Во-первых, канонические или догматические проблемы, возникшие в одной Поместной Церкви, далеко не всегда вызывали существенный интерес в другой, а тем более в Поместных Церквах всего мира. Например, наиболее нашумевший донатистский раскол с точки зрения каких-нибудь азиатских или балканских епископий казался сугубо внутренней африканской проблемой, да и не все епископы, а не то что простые прихожане вообще могли себе представить суть и масштаб этого раскола. Между прочим, с подобными проблемами Церковь сталкивается вплоть до сегодняшнего дня. Очень часто, когда возникает какое-либо еретическое или раскольническое движение, Церковь его не осуждает вовсе не потому, что еще нужно доказать его неправославность, а потому, что нужно доказать церковным властям, что это движение достаточно влиятельно для того, чтобы по его поводу собрать хотя бы одно церковное собрание.
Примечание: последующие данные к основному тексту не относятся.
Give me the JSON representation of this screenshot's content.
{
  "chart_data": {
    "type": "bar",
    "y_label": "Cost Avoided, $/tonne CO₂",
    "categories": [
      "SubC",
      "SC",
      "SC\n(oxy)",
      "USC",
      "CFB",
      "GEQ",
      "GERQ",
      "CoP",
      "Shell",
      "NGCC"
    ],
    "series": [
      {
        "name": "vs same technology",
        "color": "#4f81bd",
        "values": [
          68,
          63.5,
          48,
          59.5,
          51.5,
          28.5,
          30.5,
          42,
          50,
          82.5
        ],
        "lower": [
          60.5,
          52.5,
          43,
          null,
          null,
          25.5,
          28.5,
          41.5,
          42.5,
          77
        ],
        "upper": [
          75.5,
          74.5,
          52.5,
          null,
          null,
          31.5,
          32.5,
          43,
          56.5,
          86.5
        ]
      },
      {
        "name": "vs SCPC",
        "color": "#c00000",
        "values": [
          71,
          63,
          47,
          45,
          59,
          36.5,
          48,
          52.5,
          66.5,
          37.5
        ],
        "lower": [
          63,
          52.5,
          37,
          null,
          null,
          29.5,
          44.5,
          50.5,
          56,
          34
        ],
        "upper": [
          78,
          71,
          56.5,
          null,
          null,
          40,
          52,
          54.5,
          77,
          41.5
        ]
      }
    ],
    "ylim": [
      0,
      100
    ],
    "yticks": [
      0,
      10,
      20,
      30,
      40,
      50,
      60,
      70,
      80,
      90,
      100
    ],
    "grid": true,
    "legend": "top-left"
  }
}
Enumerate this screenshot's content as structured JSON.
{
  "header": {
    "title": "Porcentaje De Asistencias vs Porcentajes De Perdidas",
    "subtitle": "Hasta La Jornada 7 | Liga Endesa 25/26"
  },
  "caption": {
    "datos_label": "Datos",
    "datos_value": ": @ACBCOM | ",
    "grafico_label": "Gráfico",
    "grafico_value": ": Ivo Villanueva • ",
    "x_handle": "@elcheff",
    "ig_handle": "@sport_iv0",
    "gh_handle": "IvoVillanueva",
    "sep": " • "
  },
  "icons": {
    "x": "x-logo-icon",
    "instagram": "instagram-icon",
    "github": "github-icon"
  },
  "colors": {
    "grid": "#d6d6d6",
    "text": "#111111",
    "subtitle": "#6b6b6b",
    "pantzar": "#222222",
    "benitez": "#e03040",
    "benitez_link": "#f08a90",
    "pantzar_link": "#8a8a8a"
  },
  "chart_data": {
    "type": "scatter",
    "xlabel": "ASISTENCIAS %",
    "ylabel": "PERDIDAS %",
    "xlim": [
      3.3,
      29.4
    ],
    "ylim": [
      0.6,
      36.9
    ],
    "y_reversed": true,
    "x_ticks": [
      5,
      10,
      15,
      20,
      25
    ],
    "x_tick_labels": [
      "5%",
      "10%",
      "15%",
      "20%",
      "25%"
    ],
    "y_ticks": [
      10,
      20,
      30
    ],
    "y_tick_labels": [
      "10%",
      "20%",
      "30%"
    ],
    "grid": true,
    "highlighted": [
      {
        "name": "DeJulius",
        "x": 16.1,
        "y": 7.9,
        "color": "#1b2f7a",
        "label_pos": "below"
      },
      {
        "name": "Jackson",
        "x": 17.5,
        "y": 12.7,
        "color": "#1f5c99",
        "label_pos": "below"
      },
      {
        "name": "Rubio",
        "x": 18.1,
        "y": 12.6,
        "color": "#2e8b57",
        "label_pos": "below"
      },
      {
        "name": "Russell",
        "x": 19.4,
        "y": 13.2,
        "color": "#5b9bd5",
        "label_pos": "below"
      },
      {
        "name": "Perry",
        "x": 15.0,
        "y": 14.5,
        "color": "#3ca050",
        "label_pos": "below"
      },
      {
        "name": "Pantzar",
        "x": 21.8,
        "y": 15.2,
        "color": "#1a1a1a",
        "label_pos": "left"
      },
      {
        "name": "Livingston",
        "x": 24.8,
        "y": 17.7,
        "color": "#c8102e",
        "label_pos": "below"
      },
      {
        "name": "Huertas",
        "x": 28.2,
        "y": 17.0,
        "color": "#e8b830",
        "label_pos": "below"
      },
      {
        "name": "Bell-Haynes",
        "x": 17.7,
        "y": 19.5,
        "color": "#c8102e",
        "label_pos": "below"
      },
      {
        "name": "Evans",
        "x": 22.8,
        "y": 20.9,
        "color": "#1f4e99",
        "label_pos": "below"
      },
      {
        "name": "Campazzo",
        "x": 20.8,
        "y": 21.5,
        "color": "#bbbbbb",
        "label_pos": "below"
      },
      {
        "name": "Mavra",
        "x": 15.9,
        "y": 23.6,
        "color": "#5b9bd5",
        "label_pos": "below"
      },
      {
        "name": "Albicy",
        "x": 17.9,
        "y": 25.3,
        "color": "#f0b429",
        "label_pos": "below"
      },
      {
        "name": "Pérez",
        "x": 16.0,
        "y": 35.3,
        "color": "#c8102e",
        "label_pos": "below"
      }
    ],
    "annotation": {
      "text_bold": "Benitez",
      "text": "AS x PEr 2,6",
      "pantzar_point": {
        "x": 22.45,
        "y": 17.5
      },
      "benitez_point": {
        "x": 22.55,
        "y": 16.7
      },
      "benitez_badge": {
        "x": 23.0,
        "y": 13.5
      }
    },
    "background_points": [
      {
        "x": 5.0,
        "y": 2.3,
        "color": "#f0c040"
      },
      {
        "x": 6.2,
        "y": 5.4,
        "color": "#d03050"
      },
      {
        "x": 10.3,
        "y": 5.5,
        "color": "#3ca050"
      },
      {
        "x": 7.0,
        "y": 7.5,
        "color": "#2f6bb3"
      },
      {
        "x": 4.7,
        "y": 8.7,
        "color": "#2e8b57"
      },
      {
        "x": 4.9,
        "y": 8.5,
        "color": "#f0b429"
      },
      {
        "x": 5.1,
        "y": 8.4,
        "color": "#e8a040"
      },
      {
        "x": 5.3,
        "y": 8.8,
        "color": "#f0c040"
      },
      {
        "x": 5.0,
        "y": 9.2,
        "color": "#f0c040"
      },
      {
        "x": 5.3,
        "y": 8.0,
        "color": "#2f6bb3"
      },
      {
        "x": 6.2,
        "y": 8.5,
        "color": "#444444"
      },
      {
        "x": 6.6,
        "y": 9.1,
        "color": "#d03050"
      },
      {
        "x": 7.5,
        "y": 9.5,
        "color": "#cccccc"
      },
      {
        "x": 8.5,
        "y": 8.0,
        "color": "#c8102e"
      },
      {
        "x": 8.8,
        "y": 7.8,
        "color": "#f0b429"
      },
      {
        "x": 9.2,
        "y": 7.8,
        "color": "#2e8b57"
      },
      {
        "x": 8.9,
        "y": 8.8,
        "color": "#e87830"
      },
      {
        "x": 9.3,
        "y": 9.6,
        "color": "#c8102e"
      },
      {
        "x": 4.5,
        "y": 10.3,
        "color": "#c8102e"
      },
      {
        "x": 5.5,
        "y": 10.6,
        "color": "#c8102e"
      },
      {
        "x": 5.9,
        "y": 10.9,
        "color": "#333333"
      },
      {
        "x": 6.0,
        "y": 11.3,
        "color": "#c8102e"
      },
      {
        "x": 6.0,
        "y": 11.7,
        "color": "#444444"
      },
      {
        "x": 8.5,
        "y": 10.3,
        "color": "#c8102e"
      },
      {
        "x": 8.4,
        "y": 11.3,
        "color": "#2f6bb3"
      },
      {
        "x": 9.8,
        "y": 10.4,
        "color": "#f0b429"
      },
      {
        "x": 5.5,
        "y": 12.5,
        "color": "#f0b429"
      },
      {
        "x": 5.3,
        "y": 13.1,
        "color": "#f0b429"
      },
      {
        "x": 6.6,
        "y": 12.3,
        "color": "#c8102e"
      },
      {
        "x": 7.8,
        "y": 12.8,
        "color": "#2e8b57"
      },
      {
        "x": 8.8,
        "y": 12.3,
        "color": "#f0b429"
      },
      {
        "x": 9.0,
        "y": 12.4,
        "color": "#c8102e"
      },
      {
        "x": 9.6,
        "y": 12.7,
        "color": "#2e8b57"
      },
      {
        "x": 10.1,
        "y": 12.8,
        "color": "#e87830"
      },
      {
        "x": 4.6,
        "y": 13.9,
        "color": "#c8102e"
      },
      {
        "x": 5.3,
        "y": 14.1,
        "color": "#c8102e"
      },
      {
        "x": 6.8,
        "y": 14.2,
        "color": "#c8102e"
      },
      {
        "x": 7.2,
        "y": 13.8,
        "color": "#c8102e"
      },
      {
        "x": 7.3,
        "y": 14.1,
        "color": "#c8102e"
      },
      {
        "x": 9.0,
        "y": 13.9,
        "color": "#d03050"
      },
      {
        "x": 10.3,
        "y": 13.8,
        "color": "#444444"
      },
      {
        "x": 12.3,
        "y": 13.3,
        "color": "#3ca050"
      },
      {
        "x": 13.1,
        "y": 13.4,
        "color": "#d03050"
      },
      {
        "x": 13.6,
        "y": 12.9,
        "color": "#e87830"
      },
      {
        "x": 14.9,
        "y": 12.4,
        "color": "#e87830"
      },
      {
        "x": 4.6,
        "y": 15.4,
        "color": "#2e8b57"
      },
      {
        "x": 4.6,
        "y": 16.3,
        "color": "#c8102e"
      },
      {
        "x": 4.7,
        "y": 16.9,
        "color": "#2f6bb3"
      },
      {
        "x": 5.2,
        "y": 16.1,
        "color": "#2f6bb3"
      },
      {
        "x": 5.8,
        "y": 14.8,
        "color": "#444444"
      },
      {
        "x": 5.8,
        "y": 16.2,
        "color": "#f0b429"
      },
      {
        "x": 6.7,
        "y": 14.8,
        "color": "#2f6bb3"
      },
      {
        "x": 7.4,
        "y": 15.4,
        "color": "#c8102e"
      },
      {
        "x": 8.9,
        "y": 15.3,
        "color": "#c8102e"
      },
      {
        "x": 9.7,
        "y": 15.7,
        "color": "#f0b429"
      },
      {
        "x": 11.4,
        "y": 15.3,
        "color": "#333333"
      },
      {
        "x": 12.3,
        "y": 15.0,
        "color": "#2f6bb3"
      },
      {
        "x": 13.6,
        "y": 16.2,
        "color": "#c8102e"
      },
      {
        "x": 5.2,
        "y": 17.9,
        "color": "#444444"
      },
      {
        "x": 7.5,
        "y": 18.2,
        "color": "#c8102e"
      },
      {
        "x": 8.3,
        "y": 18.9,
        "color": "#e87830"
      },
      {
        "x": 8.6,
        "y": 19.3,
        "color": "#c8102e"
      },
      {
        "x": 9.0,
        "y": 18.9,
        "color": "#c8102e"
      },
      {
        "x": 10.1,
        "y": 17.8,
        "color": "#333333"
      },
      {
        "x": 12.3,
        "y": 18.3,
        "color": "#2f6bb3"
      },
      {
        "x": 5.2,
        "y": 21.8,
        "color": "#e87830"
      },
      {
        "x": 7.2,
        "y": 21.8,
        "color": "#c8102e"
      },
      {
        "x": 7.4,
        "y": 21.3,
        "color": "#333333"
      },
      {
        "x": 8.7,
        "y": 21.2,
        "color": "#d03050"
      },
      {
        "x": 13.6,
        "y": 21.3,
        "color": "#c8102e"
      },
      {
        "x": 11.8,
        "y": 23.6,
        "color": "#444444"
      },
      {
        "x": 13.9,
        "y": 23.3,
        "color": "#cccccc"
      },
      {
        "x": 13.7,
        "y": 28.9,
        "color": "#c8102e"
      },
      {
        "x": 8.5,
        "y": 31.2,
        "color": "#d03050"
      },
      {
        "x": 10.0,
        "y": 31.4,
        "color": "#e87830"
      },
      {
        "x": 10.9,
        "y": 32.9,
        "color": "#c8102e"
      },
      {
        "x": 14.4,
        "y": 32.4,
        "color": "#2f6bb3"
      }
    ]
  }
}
Многие ереси и расколы часто пользуются таким невниманием, и иногда это кончается совсем плохо, когда Церкви остается лишь констатировать тот факт, что она потеряла значительное число прихожан, приходов и даже целых епархий, вместо того чтобы вовремя предупредить эту потерю своевременным осуждением. Подобные церковные осуждения назревающих ересей и расколов необходимы не столько даже для того, чтобы наказать их инициаторов, сколько для того, чтобы дать понять всем остальным людям, как Церковь к ним на самом деле относится. Нередко сторонники различных ересей и расколов солидарны с ними только потому, что Церковь их не осуждает и только поэтому они считают свои позиции вполне «православными». Если обратиться к арианскому вопросу IV века, то можно заметить, что для Римской Церкви, с самого начала вставшей на антиарианские позиции, на самом деле этот вопрос скорее представлялся специфической темой в конфликте Александрии и Антиохии, чем фундаментальной общецерковной проблемой.

Во-вторых, даже если бы у всех епископов возникла идея собраться для решения какой-либо проблемы, то неизбежно встал бы вопрос о месте сбора и материальном обеспечении столь грандиозного проекта. В отношении места всеобщего Собора сразу бы возникли недовольства со стороны тех или иных епископов, которые бы посчитали, что для них это место слишком далеко или упрекали бы собирающую сторону в претензиях на всецерковное господство и тому подобное. В материальном отношении теоретически особых проблем бы не было, иначе что же это за епископы, которые не могут собраться в одном месте, но в реальности именно психологическое нежелание собираться в том или ином месте не позволило бы иным епископам тратить средства на свои передвижения, а обеспечить этот всемирный съезд за счет одной епархии было практически невозможно. Конечно, со временем эти материальные проблемы могли бы быть решены, как, например, сегодня Вселенская Православная Церковь совершенно самостоятельна в этом вопросе, но на момент IV века подобный съезд представлялся бы несколько утопическим. Между тем назревшая богословская проблема была самой серьезной и не только за первые три века развития Церкви, но и за всю ее историю. Более серьезного вопроса Церковь еще никогда не обсуждала и не будет обсуждать. Фактически арианский вопрос был о том, кем является тот Бог, которому служит Церковь.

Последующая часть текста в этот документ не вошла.